We were captivated by the physical duets throughout, a lovely chemistry and tension was created between the two performers. Each performer fantastically embodied the distress and desperation of their individual character, the more sweaty and exhausted they appeared the more engaged we became.
Before the piece begun the audience was presented with a strong image of fragility and vulnerability through the set, (room made from paper). Simple yet extremely effective as it suggests impermanence and hints of a destruction that is yet to come. Along the way are some brilliant moments of interaction, Kafka with his writing pencils and Felice with her dreams of a home, all became locked away in a suitcase. As their love is destroyed so is the entire set, this created a wonderful and striking visual image.
This stunning piece of theatre was a pleasure to watch, we were moved and engaging from start to finish.
Authors Alice Barton and K’lo Harris
18th October 2014
Whilst writing his greatest works (including The Metamorphosis), Kafka was engaged to a woman named Felice Bauer, a stenographer from Berlin. Whilst he wrote over 200 letters to her (later released in the book ‘Letters to Felice’), Kafka was never really ‘present’ in their relationship and pushed Felice away, preferring to keep her in his mind and on paper.
This is the story told through stunning physical theatre by Thompson and Hills-Ingyon, who shyly observe each other until they finally connect, finally speak only to force themselves apart again. Using repeated gestures, slow movement and bursts of action driven by their fear and passion, they briefly share a room that is small and yet holds them worlds apart.

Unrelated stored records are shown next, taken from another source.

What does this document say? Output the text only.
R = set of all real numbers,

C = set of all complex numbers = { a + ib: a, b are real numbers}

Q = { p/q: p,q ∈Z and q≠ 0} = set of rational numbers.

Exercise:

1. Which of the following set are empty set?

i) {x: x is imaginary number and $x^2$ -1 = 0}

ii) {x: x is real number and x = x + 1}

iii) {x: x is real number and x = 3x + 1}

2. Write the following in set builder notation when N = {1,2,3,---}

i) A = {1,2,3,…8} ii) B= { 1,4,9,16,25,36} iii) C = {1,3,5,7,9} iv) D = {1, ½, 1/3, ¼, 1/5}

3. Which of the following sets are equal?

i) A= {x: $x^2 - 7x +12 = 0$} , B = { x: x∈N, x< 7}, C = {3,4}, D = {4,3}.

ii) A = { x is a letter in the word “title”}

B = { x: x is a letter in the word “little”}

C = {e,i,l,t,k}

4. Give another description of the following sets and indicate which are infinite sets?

A theme apparent throughout the performance is control. Felice and Kafka both want to control the way in which their relationship is conducted and the performers demonstrate admirable control over their bodies as they push, pull, extend and create repeated motifs. Both characters mention Kafka’s desperate fear, which kept him from committing to Felice and made him feel insignificant – a feeling reflected in his work.
The design is sparse – one room constructed with flimsy wooden beams, paper walls and two chairs create a setting which is destroyed with the demise of their relationship. Paper is a key element of the piece, with one particular sequence seeing Felice desperately write letters on the walls only for Kafka to stab them, tear them and miss them altogether. Both characters carry a suitcase, each seeming to represent their hopes or needs – Felice’s endless stockings, sexy negligee and dolls’ house furniture is a stark contrast to Kafka’s solitary suit jacket.
Moving, elegant performances are complemented by music that varies somewhere between eerie and romantic, emphasising the tragedy of the doomed love story. The piece would have more suited a black-box theatre than the doors and corridors of the University setting, however after enchanting audiences in Exeter and Belgium, Felice and Kafka’s love lives on through this imaginative and wonderfully devised theatre.
Review for ExeterIgnite, Wildfire magazine by Roger Jarman. June 2014 Exeter Phoeonix
(…) Just as the deluge of letters from Franz to Felice had slowly reeled her in, so I found myself increasingly seduced by the intensity of this performance. On the one side, Richard Hills-Ingyon, embodied the anguish of a young author buzzing with ideas. On the other, the porcelain beauty of Lauren Thompson mesmerised me with her delicate hand-movement, gloved and naked in her silence (none of her letters survived), she became increasingly eloquent. Both actors (dancers?) were superb. I have never in any medium – seen the portrayal of the death of a love affair that so resonated so strongly with my own experience. (….) The gold of passion is easily transmuted into the heavy lead of recrimination.
Audience’s Comments from Liege, Belgium June 2014:
Beautiful music, beautiful lighting, beautiful set, beautiful love story. Words are useless when moves are so meaningful.
A very poetic performance, served by two brilliant comedians, about life, love and the sense of loss!
This was wonderful, daring, poignant work!
Amazing actors, performance, and corporal movement. Keep doing it like this!